En réalité, tout ceci procède d’un plan orchestré pour mettre entre parenthèses le processus démocratique dans notre pays. D’autres l’ont déjà dit avant moi, et je le réitère avec force parce que c’est vrai. Tout est mis en œuvre pour que, si la promesse que brandit partout le Chef de l’Etat de ne pas vouloir modifier la constitution pour se maintenir au pouvoir est respectée, il puisse quand même rester Président au-delà du délai constitutionnel qui lui est imparti. Sans avoir à changer la constitution, sans avoir à instaurer une nouvelle république, mais simplement en retardant les élections. Sinon, comment comprendre que le processus démocratique qui a permis à Yayi Boni lui-même d’accéder au pouvoir en 2006 lui paraisse désormais trop onéreux, juste au moment où son second mandat approche de son terme ?
Non, nous n’avons pas le droit de laisser se dérouler cette forfaiture. Nous n’avons pas le droit de cautionner cette mascarade. Et nous ne nous laisserons pas faire.

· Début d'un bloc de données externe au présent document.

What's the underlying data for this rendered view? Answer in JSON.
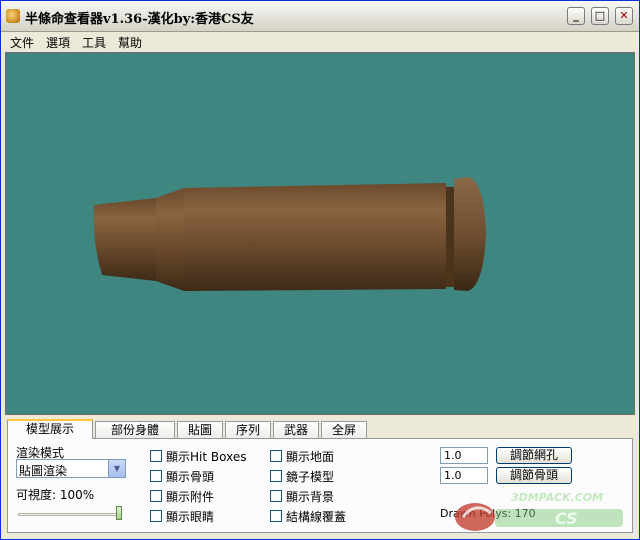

J’en appelle au sens patriotique de chacun et de tous. En ma qualité de Députée issue de la Majorité au pouvoir, en ma qualité d’ancienne Ministre, je sais qu’il y a encore dans le système des gens qui ne partagent pas les desseins machiavéliques qui sont en cours d’exécution, mais qui n’osent pas le dire à visage découvert. Il y a ceux qui ont peur de ne pas conserver les fonctions qu’ils exercent aujourd’hui auprès du Chef de l’Etat ou au sein de la mouvance présidentielle. Et il y a ceux qui encouragent ce que nous autres avons décidé de dénoncer avec force. J’en appelle à la conscience de tous. Aucun régime, aucun pouvoir hormis celui de Dieu, n’est éternel. Mais devant l’histoire de notre pays, et devant les générations futures, nous serons comptables de ce que nous aurons laissé en héritage. Nous serons jugés sur la manière dont nous avons œuvré pour empêcher les dérives qui se sont déroulées de notre temps. Et comme disait le Président Mathieu Kérékou, « nous n’avons pas le droit de sacrifier cette jeunesse ».
Alors, Chers compatriotes, vigilance, courage, action ! A l’unisson !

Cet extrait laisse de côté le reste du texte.